Think sports video games and you think EA Sports. Sony is out to change that for the PlayStation. Here’s how:
– “NFL GameDay” has bulked up its players over last year’s squads. Huge players move fluidly as they do battle in stadiums modeled after those in the NFL. “GameDay” goes for realism with the new uniforms of Denver and Tampa Bay, and it has the Tennessee Oilers ready for play. There are tiny annoyances though. The scale of each stadium is a bit off (in “Madden,” Soldier Field “feels” like Soldier Field), and the colors are a tad funky (the 49ers seem to be wearing red and brown, as opposed to red and gold). But none of that will matter once you get into the game. A meaty, 500-play playbook and artificial intelligence that learns your play-calling tendencies so it can shut you down and the Total Control Passing option take “GameDay” to the Super Bowl. Last year’s “Madden,” like others, had one or two plays that fooled the computer every time in one-player mode. “GameDay” will be looking for your highly successful screen pass to the fullback on third and long. And you can adjust the IQ of the AI to challenge you as hard as you want. (A September release is planned.)
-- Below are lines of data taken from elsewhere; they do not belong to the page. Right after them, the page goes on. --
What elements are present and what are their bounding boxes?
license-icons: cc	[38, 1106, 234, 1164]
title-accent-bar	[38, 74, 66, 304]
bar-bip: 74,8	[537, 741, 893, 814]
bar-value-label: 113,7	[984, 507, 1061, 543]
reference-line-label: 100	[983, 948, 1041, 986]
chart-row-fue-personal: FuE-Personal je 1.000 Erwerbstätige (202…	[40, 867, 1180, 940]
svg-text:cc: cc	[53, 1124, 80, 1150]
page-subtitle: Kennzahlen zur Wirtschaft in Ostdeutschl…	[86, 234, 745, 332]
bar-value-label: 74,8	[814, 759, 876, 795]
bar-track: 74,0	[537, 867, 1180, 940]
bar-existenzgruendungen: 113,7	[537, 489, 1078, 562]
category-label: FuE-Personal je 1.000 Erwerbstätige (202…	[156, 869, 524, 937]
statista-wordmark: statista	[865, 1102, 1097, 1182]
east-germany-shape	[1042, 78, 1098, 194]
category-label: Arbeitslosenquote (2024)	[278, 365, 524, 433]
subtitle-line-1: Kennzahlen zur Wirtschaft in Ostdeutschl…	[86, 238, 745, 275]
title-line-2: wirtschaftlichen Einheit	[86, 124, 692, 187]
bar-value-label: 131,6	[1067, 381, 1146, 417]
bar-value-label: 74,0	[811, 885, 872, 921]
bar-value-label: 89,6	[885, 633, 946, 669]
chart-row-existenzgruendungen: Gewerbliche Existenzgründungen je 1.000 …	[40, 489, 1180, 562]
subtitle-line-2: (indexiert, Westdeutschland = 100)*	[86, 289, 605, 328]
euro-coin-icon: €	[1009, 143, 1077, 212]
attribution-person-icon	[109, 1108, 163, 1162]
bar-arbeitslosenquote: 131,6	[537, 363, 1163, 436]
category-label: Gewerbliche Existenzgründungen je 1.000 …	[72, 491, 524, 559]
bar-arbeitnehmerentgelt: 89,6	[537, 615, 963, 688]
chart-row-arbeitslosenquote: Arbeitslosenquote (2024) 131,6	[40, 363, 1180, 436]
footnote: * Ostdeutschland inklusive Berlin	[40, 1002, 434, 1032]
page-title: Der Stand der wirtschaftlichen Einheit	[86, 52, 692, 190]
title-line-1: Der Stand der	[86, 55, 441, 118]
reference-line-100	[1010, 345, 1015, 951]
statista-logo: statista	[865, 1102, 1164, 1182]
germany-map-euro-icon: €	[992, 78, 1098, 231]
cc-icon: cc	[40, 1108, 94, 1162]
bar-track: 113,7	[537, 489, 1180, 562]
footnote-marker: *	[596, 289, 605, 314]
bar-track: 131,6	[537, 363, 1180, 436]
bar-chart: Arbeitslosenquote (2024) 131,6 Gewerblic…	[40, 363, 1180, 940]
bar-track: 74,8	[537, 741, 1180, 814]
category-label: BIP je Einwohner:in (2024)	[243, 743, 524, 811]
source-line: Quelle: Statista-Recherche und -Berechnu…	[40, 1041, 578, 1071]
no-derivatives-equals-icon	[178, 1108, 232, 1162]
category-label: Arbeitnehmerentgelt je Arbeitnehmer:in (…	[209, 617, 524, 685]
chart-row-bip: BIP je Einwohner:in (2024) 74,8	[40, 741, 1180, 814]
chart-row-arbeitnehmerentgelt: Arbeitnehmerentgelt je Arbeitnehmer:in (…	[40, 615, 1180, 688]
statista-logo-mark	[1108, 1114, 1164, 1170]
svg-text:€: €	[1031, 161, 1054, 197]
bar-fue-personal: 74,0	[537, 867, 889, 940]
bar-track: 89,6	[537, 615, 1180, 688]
– “NCAA GameBreaker 98” is like “GameDay” for the collegiate set. All 111 Division 1-A schools are included, along with a few all-time greats. (November)
– “NHL FaceOff 98” is silky smooth and ultra-realistic. Hip checks, drop passes, backward skating, butterfly saves and, for the purists, fighting. You can even send opponents sailing over the boards. (October)
– “NBA ShootOut 98” is still in production. “ShootOut 97” had absolutely no peer, but Sony promises that “ShootOut 98” will blow last year’s model away. A Sony rep told me that when she walked in on developers as they tweaked “ShootOut 98,” what she saw on the screen made her think she was watching an actual televised game. (December)
– “MLB 98” looks, feels and plays like EA Sports’ “Triple Play 98,” which has been out a while. Both games have diving, wall-climbing, backhand-catching fielders, though “MLB” adds home-plate collisions and infielders who throw from their knees. But one detail makes “Triple Play” look like the real thing: EA Sports’ players wear their pants’ hems around their ankles, just like the big-leaguers. In “MLB,” players’ pants stop at mid-calf, as they did in the ’70s. If that doesn’t matter to you, then this one’s a tossup. (Due out this month.)